Consumers’ “growing penchant toward debt might make it tempting to tap into their home’s value,” says Greg McBride, Bankrate’s chief financial analyst.

Nearly three quarters of homeowners recently surveyed say that home improvements or repairs are an acceptable reason to access the equity they have in their homes. In fact, more than half of those surveyed say that is the best reason to apply for a cash-out refinance loan or home equity line of credit (HELOC).

Survey respondents cited other reasons they’d be tempted to use their home equity, including to consolidate debt (44 percent);

Pay for tuition or other educational expenses (31 percent)

Keep up with regular household bills (15 percent)

Make other investments (12 percent)

Big purchases (9 percent believe it would be a good idea to use home equity to purchase big-ticket items, such as appliances and furniture)

People with lower incomes were more likely than higher earners to say it’s OK to tap into home equity to meet ordinary expenses, the survey found; and millennials seem more willing to tap into home equity than older generations: 22 percent of millennial respondents say that borrowing from home equity to pay day-to-day bills is a viable option, compared with 12 percent of members of older generations.

Even homeowners with doubts about tapping in their home equity may be tempted to do so. Many households are overstretched financially, which could heighten the temptation to borrow. According to a recent Federal Reserve report, 44 percent of Americans say they could not cover a $400 emergency expense out of pocket.

“With the sorry state of emergency savings and increasing levels of consumer debt in a rising interest-rate environment, it’s a matter of ‘when’ not ‘if’ more homeowners turn to home equity to fund home improvements and repairs, or consolidate debt,” McBride noted in the survey’s report.

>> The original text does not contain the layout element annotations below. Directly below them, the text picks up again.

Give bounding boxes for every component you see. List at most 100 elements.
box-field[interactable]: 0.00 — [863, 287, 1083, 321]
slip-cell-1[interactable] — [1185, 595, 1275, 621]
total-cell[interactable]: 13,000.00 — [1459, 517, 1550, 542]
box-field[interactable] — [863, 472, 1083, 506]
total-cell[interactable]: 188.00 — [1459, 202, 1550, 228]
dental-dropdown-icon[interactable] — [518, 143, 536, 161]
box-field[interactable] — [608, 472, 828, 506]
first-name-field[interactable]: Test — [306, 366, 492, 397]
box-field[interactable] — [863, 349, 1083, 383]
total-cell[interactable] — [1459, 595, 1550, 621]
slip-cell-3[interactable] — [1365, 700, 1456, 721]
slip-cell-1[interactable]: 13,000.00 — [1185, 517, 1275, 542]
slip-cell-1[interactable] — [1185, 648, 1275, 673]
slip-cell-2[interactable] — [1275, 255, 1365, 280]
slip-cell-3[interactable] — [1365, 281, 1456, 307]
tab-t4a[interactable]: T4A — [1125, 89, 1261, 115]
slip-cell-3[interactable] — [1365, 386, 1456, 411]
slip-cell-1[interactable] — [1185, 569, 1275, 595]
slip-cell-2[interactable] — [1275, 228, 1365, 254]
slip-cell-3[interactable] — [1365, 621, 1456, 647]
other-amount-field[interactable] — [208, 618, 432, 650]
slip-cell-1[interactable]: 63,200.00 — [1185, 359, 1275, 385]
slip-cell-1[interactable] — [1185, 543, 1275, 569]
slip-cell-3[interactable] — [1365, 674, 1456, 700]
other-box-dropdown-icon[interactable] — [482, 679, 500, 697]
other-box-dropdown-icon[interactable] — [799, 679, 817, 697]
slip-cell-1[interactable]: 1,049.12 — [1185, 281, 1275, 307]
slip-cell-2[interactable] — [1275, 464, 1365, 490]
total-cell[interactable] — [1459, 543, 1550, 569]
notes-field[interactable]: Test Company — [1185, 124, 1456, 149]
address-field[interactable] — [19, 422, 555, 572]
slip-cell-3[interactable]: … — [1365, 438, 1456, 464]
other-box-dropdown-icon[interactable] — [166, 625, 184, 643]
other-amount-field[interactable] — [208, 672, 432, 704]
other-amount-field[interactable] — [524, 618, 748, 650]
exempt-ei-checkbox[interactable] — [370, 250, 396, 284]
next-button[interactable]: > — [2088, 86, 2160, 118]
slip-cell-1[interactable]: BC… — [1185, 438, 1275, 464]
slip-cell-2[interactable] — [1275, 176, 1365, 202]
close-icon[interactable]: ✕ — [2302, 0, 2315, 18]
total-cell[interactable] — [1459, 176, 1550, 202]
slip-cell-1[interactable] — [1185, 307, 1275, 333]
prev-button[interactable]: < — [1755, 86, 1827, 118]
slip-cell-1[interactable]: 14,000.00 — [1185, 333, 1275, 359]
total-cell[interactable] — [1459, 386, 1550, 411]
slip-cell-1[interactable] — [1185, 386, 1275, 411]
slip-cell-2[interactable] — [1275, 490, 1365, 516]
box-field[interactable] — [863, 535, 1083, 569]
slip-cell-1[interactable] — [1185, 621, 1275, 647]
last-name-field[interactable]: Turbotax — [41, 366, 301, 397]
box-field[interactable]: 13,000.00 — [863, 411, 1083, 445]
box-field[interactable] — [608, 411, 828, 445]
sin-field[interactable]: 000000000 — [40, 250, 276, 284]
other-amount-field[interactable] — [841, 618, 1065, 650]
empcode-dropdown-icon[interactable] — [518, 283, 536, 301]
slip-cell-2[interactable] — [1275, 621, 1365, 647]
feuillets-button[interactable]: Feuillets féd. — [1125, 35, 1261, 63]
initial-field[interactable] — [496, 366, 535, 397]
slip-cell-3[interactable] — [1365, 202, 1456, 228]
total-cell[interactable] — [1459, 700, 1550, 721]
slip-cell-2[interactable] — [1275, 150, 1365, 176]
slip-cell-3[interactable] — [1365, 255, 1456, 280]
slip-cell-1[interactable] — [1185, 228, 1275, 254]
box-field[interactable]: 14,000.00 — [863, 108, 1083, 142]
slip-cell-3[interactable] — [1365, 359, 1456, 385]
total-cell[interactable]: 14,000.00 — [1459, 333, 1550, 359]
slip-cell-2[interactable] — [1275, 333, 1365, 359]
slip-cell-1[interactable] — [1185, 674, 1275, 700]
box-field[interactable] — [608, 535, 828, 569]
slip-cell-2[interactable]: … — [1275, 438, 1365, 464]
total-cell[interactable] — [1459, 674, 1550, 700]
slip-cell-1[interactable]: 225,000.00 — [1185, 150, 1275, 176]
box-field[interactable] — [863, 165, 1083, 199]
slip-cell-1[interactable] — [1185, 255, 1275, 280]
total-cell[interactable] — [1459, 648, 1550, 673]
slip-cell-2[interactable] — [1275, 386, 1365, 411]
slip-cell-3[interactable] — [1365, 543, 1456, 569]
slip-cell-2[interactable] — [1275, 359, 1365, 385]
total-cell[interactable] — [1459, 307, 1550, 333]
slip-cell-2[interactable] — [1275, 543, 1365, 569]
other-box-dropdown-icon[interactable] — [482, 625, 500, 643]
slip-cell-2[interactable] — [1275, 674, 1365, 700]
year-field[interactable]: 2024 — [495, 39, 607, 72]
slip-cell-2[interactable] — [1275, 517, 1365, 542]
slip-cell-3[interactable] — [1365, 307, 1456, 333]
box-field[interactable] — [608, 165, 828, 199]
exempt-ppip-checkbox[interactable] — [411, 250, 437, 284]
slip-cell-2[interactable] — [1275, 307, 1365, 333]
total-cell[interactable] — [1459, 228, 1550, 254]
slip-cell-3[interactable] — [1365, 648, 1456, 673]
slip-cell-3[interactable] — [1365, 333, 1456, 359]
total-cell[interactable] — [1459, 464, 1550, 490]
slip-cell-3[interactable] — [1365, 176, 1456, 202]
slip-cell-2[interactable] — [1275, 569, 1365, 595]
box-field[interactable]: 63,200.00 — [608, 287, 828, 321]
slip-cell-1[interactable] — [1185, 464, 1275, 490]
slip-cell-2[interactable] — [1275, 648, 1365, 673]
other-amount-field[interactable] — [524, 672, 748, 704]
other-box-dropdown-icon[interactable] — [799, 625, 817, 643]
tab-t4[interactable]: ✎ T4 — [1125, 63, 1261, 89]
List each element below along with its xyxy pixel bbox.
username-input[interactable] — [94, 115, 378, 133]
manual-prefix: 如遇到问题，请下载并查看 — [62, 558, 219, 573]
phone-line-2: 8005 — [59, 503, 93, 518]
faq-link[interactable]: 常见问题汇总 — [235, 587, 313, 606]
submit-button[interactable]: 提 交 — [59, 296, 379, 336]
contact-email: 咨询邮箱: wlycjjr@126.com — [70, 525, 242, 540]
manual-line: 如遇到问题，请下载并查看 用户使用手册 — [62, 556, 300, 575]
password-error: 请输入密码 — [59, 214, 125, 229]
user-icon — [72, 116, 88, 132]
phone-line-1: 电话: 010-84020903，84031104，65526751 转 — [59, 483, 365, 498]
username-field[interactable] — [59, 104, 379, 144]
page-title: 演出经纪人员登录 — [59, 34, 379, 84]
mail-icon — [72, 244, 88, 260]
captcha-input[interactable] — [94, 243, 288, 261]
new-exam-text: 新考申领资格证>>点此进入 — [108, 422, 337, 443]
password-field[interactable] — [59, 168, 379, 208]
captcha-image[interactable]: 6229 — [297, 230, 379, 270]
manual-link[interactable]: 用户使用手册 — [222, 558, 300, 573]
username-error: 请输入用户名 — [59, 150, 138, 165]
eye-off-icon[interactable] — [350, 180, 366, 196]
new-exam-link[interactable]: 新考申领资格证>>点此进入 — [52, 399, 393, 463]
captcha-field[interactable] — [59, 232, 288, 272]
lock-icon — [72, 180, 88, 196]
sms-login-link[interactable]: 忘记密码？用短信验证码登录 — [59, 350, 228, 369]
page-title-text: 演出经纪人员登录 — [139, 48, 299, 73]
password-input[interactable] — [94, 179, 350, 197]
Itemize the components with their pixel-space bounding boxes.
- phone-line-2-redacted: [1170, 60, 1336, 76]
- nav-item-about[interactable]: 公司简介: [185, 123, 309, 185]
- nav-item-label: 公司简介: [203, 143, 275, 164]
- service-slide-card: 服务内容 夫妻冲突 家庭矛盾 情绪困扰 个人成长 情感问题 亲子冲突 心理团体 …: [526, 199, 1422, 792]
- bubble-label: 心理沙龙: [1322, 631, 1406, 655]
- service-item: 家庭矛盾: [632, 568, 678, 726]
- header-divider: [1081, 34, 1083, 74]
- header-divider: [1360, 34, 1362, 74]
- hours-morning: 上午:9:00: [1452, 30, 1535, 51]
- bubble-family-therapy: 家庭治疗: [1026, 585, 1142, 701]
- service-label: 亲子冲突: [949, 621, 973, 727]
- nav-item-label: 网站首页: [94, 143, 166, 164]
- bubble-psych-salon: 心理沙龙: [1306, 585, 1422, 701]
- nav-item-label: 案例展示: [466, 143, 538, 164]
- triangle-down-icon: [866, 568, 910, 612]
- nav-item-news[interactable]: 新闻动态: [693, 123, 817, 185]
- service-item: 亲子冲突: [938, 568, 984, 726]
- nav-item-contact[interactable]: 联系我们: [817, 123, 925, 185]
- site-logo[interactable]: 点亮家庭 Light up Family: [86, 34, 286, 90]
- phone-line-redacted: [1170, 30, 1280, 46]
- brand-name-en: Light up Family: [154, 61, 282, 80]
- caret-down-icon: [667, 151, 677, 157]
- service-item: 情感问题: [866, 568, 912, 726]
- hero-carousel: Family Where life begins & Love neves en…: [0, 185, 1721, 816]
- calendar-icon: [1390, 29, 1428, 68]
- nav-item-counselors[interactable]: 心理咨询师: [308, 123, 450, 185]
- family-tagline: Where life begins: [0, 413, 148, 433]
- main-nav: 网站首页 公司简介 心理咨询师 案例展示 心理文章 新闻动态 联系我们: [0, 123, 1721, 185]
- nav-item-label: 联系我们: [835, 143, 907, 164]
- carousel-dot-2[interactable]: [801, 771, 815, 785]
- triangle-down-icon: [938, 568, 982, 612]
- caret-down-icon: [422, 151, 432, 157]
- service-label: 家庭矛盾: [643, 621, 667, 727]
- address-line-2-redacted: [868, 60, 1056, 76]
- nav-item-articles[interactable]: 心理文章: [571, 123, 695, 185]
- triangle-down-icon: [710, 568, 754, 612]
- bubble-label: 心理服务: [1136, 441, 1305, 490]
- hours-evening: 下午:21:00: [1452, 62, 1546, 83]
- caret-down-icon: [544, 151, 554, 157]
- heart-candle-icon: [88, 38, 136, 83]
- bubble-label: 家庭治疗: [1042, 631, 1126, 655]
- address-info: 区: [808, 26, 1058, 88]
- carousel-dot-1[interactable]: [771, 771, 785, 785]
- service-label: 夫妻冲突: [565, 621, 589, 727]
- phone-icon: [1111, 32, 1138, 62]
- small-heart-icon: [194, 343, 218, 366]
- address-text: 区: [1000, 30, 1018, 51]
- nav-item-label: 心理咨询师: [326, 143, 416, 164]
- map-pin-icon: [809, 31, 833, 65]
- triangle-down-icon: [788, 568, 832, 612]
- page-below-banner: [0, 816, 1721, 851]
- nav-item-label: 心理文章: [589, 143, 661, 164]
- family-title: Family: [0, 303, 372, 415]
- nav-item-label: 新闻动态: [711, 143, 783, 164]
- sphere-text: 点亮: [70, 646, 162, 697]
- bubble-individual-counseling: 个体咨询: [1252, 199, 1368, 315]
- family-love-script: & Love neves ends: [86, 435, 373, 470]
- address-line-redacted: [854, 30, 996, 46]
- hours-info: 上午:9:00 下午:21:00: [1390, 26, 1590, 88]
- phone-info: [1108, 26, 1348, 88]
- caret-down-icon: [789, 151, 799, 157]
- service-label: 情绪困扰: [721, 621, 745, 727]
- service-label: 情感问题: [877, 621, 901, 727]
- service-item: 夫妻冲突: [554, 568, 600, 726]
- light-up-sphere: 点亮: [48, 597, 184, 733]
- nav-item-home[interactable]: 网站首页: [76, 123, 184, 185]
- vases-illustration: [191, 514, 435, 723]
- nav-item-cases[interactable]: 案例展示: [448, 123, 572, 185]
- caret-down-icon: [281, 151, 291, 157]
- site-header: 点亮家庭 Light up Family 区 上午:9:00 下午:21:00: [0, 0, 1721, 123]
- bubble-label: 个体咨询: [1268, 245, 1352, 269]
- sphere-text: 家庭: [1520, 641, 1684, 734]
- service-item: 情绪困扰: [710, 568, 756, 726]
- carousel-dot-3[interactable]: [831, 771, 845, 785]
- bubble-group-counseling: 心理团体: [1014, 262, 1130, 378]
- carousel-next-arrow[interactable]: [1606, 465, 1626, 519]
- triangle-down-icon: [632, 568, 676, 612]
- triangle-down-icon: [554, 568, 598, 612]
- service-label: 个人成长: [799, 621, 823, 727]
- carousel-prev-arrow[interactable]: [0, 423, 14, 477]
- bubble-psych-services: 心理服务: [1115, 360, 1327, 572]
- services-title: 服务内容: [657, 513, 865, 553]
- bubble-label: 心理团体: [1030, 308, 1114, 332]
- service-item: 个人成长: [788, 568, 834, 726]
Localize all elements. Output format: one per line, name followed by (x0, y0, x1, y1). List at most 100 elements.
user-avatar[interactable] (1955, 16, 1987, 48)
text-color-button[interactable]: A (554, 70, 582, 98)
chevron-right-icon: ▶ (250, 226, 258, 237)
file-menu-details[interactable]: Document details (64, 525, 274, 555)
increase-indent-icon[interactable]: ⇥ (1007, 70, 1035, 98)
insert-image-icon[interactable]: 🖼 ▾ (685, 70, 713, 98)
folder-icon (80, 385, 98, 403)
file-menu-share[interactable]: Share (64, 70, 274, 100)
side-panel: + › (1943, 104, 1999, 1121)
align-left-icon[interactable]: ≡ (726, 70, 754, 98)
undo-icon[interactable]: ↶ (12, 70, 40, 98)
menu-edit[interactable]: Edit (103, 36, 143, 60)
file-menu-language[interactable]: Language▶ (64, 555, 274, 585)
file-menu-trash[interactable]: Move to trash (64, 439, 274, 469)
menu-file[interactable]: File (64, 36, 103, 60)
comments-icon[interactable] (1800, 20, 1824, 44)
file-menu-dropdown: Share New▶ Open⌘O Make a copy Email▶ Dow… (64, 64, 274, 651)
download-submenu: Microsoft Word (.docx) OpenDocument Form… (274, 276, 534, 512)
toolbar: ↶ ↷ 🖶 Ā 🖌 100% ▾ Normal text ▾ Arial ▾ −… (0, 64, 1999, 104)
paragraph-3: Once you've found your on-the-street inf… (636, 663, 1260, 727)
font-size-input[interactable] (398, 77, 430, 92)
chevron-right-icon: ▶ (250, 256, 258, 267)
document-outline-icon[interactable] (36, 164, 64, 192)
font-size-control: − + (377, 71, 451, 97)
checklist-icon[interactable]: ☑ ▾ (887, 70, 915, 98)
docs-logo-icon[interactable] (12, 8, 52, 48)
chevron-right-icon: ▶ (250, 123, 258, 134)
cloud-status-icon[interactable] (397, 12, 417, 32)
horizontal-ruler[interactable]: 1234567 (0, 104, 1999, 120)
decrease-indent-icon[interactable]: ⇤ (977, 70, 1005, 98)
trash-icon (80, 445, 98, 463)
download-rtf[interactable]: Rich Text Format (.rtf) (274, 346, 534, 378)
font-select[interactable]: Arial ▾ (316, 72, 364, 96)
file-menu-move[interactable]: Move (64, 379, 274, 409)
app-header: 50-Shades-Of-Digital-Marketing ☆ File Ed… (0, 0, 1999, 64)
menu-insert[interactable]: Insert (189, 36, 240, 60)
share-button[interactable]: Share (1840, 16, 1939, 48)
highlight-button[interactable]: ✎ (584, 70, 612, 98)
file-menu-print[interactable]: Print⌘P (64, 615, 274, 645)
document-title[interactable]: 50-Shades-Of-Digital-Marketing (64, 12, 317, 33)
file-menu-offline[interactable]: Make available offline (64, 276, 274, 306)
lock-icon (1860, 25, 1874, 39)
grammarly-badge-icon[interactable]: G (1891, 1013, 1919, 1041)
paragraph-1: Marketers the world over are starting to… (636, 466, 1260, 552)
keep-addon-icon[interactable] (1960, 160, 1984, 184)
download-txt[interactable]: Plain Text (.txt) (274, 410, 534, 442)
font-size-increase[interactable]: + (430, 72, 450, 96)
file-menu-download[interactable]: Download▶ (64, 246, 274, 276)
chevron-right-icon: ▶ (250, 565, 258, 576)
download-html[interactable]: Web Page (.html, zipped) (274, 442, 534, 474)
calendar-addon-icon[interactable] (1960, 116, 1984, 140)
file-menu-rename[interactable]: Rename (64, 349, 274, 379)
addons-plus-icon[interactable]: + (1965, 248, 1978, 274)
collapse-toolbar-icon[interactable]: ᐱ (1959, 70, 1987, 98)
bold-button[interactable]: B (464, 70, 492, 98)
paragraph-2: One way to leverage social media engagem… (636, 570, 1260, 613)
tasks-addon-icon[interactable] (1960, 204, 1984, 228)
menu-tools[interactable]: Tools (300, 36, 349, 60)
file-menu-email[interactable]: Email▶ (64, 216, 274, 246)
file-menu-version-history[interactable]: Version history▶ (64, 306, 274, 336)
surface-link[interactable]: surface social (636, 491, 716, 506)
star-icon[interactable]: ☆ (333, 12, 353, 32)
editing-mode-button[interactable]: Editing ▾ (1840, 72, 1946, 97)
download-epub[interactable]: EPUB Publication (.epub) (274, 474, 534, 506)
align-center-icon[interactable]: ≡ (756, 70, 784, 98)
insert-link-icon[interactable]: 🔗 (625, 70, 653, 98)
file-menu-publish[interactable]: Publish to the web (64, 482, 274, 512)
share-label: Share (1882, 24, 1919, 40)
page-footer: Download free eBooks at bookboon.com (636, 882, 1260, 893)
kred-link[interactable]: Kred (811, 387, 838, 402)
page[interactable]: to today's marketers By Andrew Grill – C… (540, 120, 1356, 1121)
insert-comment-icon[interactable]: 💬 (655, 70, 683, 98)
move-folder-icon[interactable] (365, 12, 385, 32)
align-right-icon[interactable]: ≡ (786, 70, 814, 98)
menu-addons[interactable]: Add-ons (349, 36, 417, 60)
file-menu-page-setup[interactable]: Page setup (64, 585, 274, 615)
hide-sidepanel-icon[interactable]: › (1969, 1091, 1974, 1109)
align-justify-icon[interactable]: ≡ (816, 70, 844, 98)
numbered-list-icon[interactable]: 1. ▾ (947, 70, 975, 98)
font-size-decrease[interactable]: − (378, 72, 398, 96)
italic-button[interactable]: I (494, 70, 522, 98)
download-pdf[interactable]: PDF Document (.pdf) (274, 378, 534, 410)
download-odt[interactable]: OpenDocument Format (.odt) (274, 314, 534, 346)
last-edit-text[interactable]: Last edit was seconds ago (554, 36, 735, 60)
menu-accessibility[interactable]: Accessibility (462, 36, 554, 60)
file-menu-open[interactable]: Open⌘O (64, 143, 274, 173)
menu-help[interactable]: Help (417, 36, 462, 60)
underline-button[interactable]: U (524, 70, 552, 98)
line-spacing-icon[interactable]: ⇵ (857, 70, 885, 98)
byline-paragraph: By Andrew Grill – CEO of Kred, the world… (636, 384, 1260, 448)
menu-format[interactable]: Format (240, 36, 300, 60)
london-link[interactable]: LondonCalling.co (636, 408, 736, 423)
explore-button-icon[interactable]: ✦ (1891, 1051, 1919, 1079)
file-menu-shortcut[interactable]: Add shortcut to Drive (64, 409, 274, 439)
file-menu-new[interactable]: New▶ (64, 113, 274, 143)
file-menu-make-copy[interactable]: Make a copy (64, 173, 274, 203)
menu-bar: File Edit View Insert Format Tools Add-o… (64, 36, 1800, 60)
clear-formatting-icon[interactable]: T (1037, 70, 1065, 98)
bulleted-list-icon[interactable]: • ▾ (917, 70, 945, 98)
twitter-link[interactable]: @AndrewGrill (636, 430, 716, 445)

Using equity to pay for home improvements that increase the value of your home can help rebuild any of the equity taken out, McBride says. The new tax law that went into effect this year also allows homeowners to deduct the interest they pay on home equity loans and HELOCs if the proceeds are used to finance improvements that add significant home value.

Still, financial experts recommend caution for homeowners thinking about borrowing against their home equity, especially because using a home as collateral means they could lose it if they’re unable to repay the lender.

“For a disciplined homeowner, using home equity to consolidate debt at a lower interest rate can be a savvy way to cut interest costs and accelerate debt repayment,” McBride says. “But for undisciplined homeowners, it ties up an asset that is put at further risk of foreclosure while the temptation to run up high-cost debt all over again proves difficult to resist.”